CSC153 2004S, Class 52: Hash Tables
Admin:
* Questions on the homework?
Overview:
* Reminder: Philosophy of hash tables
* Designing hash functions
* Methods, revisited
* Dealing with conflicts
/Philosophy/
* Hash tables implement the dictionary/Map ADT
* Key operations are set(key,value), get(key)
* "Arrays indexed by objects"
* Hash tables are implemented by converting objects into integers and using them as array indices
* Potential problem: Conflicts in which two different objects have the same integer
/Hash Functions/
* Designing good hash functions.
* As an example: Strings
* Criteria for a good hash function?
* Efficient. O(1) to compute.
* When two objects are different, it should be "unlikely" that the two objects have the same hash value. (Hmmm ... how do we evaluate this characteristic?)
* Given the same object, always returns the same value.
* Two equal objects have the same hash values (e.g., a.equals(b) implies a.hashCode() == b.hashCode())
* Unlikely to "miss" any hash values.
/Hashing Exercise/
Hash function for strings: Convert each letter to a number, sum the numbers
* (mod by the table size to figure out where it goes)
A: 1 F: 6 K: 11 P: 16 U: 21 Z: 26
B: 2 G: 7 L: 12 Q: 17 V: 22
C: 3 H: 8 M: 13 R: 18 W: 23
D: 4 I: 9 N: 14 S: 19 X: 24
E: 5 J: 10 O: 15 T: 20 Y: 25
Compute:
* The hash value of your first name.
* That value mod 16 (big hash table for 8 people)
Samuel: 19 + 1 + 13 + 21 + 5 + 12 = 71 ; 7
Erik: 43; 11
Saul: 53; 5
Andrew: 44; 12
Joe: 30; 14
Brian: 44; 12
Ilan: 36; 4
Chase: 36; 4
Observations/Comments:
* This worked out particularly badly for our class.
* Erik didn't like it to start with.
* Any time you just "add up" things, it's more likely you'll get a "middling" sum (e.g., ten-letter names should be close to 135)
* Does not cover many of the integers, except for very long strings.
* For a really long string, you might overload the integers. (Such strings are unlikely.) (Good computation can help avoid this problem.)
* The cost of computing the hash code depends on the length of the string.
How do we improve this function? (Or come up with a better one?)
* Make each character a digit (or a pair of digits) and string 'em together.
* 1 * (char 1) + 32 * (char 2) + 32*32 * char (3)
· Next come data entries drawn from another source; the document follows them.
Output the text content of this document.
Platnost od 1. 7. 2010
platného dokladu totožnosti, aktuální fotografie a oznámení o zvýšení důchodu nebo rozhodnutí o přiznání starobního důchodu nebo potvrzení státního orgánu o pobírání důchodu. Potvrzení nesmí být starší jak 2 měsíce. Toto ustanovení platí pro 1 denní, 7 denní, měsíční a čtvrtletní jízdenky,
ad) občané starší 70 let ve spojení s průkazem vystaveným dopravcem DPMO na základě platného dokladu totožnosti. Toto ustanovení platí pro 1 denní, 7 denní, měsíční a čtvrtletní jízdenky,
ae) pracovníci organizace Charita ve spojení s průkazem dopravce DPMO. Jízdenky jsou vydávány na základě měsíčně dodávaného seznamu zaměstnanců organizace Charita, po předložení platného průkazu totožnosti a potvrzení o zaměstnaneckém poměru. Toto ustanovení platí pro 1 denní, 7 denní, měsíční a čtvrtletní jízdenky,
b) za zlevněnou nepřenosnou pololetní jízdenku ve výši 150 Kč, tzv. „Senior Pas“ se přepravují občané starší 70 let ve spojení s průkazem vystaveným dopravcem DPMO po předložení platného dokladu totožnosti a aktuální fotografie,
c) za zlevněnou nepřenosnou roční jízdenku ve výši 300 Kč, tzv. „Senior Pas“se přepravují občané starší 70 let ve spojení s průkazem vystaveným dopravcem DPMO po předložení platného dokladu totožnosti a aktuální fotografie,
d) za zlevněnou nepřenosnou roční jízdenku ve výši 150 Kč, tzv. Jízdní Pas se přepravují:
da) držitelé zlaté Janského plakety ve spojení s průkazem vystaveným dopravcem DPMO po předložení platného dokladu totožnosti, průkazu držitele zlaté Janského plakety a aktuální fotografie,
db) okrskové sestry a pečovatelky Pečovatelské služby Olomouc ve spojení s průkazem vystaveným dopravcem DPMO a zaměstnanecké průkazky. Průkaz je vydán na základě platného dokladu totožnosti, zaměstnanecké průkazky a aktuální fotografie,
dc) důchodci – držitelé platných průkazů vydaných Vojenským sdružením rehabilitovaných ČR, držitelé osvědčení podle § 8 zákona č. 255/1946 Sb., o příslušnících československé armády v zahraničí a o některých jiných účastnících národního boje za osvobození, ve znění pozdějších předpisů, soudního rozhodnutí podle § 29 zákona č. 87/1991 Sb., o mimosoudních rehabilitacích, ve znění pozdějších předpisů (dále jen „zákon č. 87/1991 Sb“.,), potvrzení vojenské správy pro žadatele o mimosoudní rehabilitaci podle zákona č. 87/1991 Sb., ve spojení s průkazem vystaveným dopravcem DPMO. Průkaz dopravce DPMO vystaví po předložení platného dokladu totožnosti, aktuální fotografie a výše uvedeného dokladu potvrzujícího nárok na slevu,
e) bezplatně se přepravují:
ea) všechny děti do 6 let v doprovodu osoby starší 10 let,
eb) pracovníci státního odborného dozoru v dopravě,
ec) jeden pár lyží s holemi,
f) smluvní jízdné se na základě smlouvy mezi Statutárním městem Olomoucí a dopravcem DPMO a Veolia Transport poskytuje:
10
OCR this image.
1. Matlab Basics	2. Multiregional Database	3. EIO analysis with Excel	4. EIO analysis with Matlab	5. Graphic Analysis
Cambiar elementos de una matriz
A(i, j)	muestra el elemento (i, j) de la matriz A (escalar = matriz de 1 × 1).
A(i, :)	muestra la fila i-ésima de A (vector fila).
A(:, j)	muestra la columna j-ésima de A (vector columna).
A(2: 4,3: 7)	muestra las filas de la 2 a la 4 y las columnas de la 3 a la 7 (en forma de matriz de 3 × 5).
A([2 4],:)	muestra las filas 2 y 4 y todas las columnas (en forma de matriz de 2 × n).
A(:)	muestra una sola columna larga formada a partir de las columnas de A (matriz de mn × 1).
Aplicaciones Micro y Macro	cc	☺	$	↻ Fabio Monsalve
* Use primes to grow quickly
* prime^(char 1) + prime^(char 2) + ...
* Use only the first N characters/pieces
* Rely on other hash functions
How would you test a hash function?
* Do it a whole lot and look at the distribution.
/Methods related to hash tables/
* See java.whatever
* What is a load factor?
* Observation: Hash tables perform less well as they get more full; When a hash table is sufficiently full, you expand the array and rehash everything; The load factor determines what "sufficiently full" means.
* Note: Expansion can slow down the running time of add/set. How do we deal with the possibility that add/set are no longer constant time operations? Claim: The "amortized" running time of set/add is still O(1) provided you don't have too many collisions.
/Conflicts/
* Looks up in array by hash value, but only returns if the key matches
* Problem (conflict) if two keys have the same "moded" hash value.
Two standard techniques for dealing with conflicts between keys
* Add another search structure at each entry in the array (list or vector is probably the best bet, since the stuff will be relatively small)
* Move to the next "open" position in the hash table and put it there
* For put: If the current space is full, keep looking at the next space until nothing is there
* For get: If the first space does not match, keep looking at the enxt space until you find the desired key (success) or null (failure)
Observe: If the load factor is 1/2, most of the time you'll only look one or two spaces
* Removal is a pain
The first technique is usually better.